Aujourd’hui, j’ai créé ma propre entreprise à Chouva, petite localité proche de Netivot, et je reçois des commandes du monde entier, beaucoup des USA et du Canada. Je fais du sur- mesure, les gens me disent ce qu’ils veulent et je me lance. Mais je ne travaille pas avec des croquis de base ou des esquisses, je laisse à ce moment mon côté créatif s’exprimer. La commande la plus étonnante était peut-être celle d’un juif de Jamaïque qui a voulu tisser le Talith de son fils Bar-mitsva aux couleurs du pays, vert, noir, jaune, ou un autre qui a voulu tisser les noms des principales villes d’Israël sur le Talith et l’offrir à Binyamin Netanyahou pour qu’il sente toute la responsabilité qui pèse sur ses épaules. La commande la plus émouvante a été celle d’un père qui a perdu son fils dans un accident de voiture et m’a demandé d’insérer la broderie qui était sur le col du talith du fils défunt au sien. Je peux facilement travailler quelques jours sur un talith, c’est du « fait main » du début à la fin. Les prix se situent entre 1400 shekels (350 euros) mais ça peut grimper jusqu'à 3000 shekels, selon la taille, les broderies insérées et le temps passé.
Il y a quelques années Ori a passé une grande épreuve : il est tombé gravement malade. L’annonce de la maladie l’a profondément secoué et ce, à tous les niveaux. Lors de son hospitalisation prolongée à l'hôpital Beilinson, il se rappelle avec émotion que ses copains du Kibboutz sont venus le soutenir, et ce malgré les années écoulées. Rien dans leur relation, ni l’éloignement géographique ou religieux n’a entamé leur amitié. « Non seulement ils m’ont visité sans cesse, mais ils se sont occupés de finir des travaux de rénovation que j’avais commencés chez moi. Cela veut dire qu’à mon retour de l’hôpital, j’ai trouvé une maison flambant neuve » se rappelle-t-il très ému.
« Il est évident que la maladie a réveillé en moi des questions : pourquoi? Qu’ai-je fait de mal, que veut D. de moi ? Mais avec le temps, j’ai compris qu’il n’y a pas ici de questions/réponses. J’ai intériorisé ce qu’est la définition du « croyant », c'est-à-dire l’homme qui intègre en lui, dans sa vie, dans ses épreuves, qu’il y a un Créateur qui sait ce qui est pour mon bien ; la foi ce n’est pas seulement quand tout va bien à nos yeux. Le verset des psaumes d’ailleurs nous dit : « Veemounatera baleilot…Ta foi c’est dans la nuit. J’ai eu à cette période des moments de proximité vraiment intenses avec mon Créateur. »
Ori a guéri totalement et a pu développer encore son entreprise. Il l’a appelée avec humour : « Talisman ».

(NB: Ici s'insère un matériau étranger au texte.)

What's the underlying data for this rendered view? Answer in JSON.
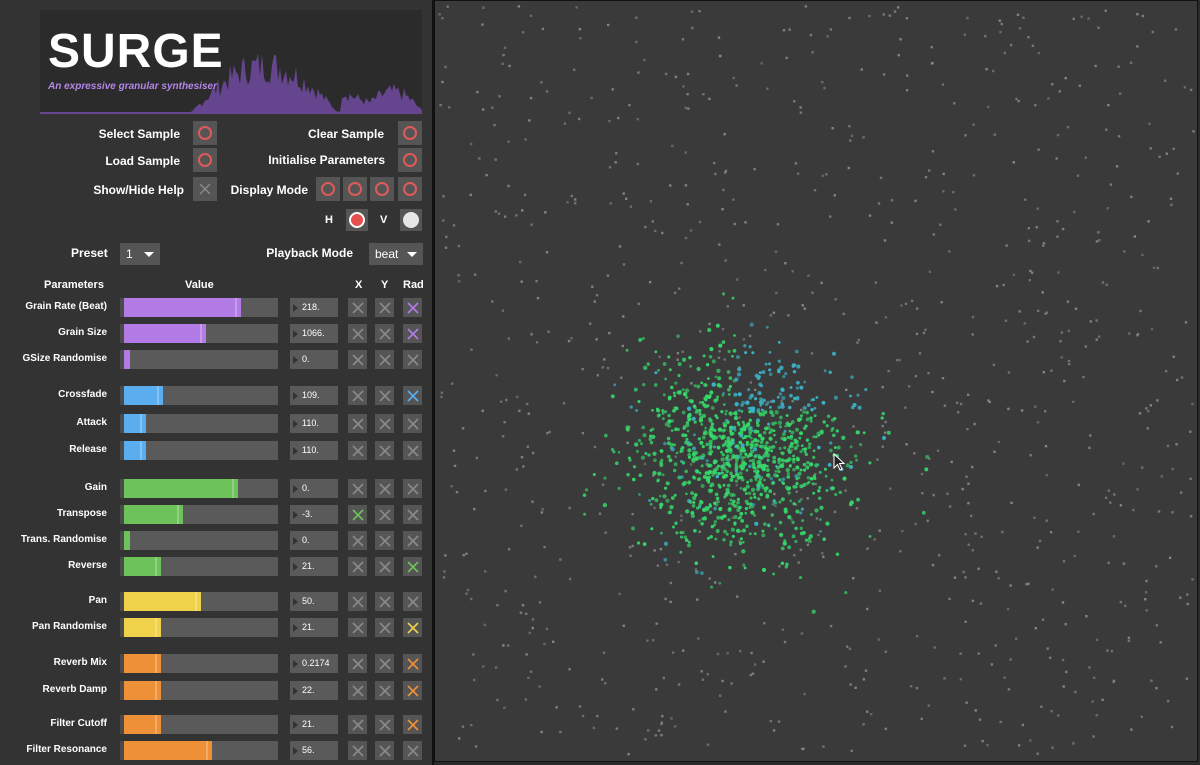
{
  "app": {
    "title": "SURGE",
    "subtitle": "An expressive granular synthesiser"
  },
  "controls": {
    "select_sample": "Select Sample",
    "clear_sample": "Clear Sample",
    "load_sample": "Load Sample",
    "initialise_parameters": "Initialise Parameters",
    "show_hide_help": "Show/Hide Help",
    "display_mode": "Display Mode",
    "h_label": "H",
    "v_label": "V",
    "preset_label": "Preset",
    "preset_value": "1",
    "playback_mode_label": "Playback Mode",
    "playback_mode_value": "beat"
  },
  "table_headers": {
    "parameters": "Parameters",
    "value": "Value",
    "x": "X",
    "y": "Y",
    "rad": "Rad"
  },
  "colors": {
    "purple": "#b37be6",
    "blue": "#5aaef0",
    "green": "#6ec25a",
    "yellow": "#f0d24a",
    "orange": "#ee9038",
    "ring_red": "#e05a5a"
  },
  "parameters": [
    {
      "name": "Grain Rate (Beat)",
      "value": "218.",
      "fill": 0.76,
      "color": "purple",
      "x": false,
      "y": false,
      "rad": true
    },
    {
      "name": "Grain Size",
      "value": "1066.",
      "fill": 0.53,
      "color": "purple",
      "x": false,
      "y": false,
      "rad": true
    },
    {
      "name": "GSize Randomise",
      "value": "0.",
      "fill": 0.04,
      "color": "purple",
      "x": false,
      "y": false,
      "rad": false
    },
    {
      "name": "Crossfade",
      "value": "109.",
      "fill": 0.25,
      "color": "blue",
      "x": false,
      "y": false,
      "rad": true
    },
    {
      "name": "Attack",
      "value": "110.",
      "fill": 0.14,
      "color": "blue",
      "x": false,
      "y": false,
      "rad": false
    },
    {
      "name": "Release",
      "value": "110.",
      "fill": 0.14,
      "color": "blue",
      "x": false,
      "y": false,
      "rad": false
    },
    {
      "name": "Gain",
      "value": "0.",
      "fill": 0.74,
      "color": "green",
      "x": false,
      "y": false,
      "rad": false
    },
    {
      "name": "Transpose",
      "value": "-3.",
      "fill": 0.38,
      "color": "green",
      "x": true,
      "y": false,
      "rad": false
    },
    {
      "name": "Trans. Randomise",
      "value": "0.",
      "fill": 0.04,
      "color": "green",
      "x": false,
      "y": false,
      "rad": false
    },
    {
      "name": "Reverse",
      "value": "21.",
      "fill": 0.24,
      "color": "green",
      "x": false,
      "y": false,
      "rad": true
    },
    {
      "name": "Pan",
      "value": "50.",
      "fill": 0.5,
      "color": "yellow",
      "x": false,
      "y": false,
      "rad": false
    },
    {
      "name": "Pan Randomise",
      "value": "21.",
      "fill": 0.24,
      "color": "yellow",
      "x": false,
      "y": false,
      "rad": true
    },
    {
      "name": "Reverb Mix",
      "value": "0.2174",
      "fill": 0.24,
      "color": "orange",
      "x": false,
      "y": false,
      "rad": true
    },
    {
      "name": "Reverb Damp",
      "value": "22.",
      "fill": 0.24,
      "color": "orange",
      "x": false,
      "y": false,
      "rad": true
    },
    {
      "name": "Filter Cutoff",
      "value": "21.",
      "fill": 0.24,
      "color": "orange",
      "x": false,
      "y": false,
      "rad": true
    },
    {
      "name": "Filter Resonance",
      "value": "56.",
      "fill": 0.57,
      "color": "orange",
      "x": false,
      "y": false,
      "rad": false
    }
  ],
  "visualizer": {
    "grain_color_main": "#35d96a",
    "grain_color_accent": "#3bb4c9",
    "background_point_color": "#8a8a8a"
  }
}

Il se déplace souvent à l’étranger pour des colloques de tisserands où il s’est fait une place très respectable et respectée. Mais il a un rêve, et compte bien le réaliser : «Faire partie des artisans qui auront le mérite de tisser les habits du Cohen Gadol, bientôt, lors de la Guéoula prochaine… »
Ori, tisserand de taliths, né au kibboutz, originaire de Vishnitz, tu es le vêtement abouti de tant de générations du peuple juif, de tant de mailles entrelacées. Nous souhaitons que ton vœu se réalise très prochainement. Amen veamen.